计算机科学 ›› 2016, Vol. 43 ›› Issue (12): 24-29.doi: 10.11896/j.issn.1002-137X.2016.12.004
丁剑,韩萌,李娟
DING Jian, HAN Meng and LI Juan
摘要: 数据流是一种新型的数据模型,具有动态、无限、高维、有序、高速和变化等特性。在真实的数据流环境中,一些数据分布是随着时间改变的,即具有概念漂移特征,称为可变数据流或概念漂移数据流。因此处理数据流模型的方法需要处理时空约束和自适应调整概念变化。对概念漂移问题和概念漂移数据流分类、聚类和模式挖掘等内容进行综述。首先介绍概念漂移的类型和常用概念改变检测方法。为了解决概念漂移问题,数据流挖掘中常使用滑动窗口模型对新近事务进行处理。

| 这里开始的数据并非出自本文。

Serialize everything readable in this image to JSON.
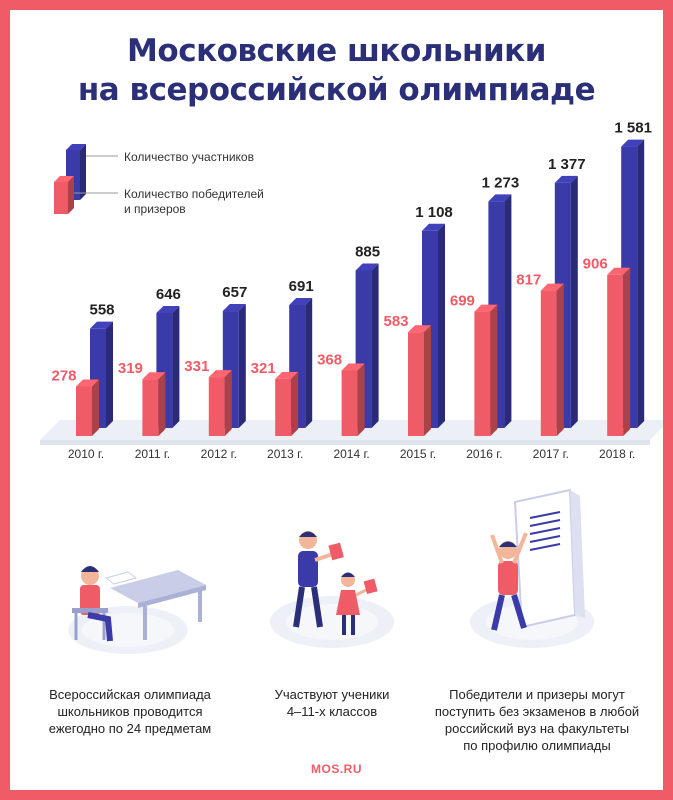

数据流分类常用的模型包括单分类模型和集成分类模型,常用的方法包括决策树、分类关联规则等。数据流聚类方式通常包括基于k- means的和非基于k- means的。模式挖掘可以为分类、聚类和关联规则等提供有用信息。概念漂移数据流中的模式包括频繁模式、序列模式、episode、模式树、模式图和高效用模式等。最后详细介绍其中的频繁模式挖掘算法和高效用模式挖掘算法。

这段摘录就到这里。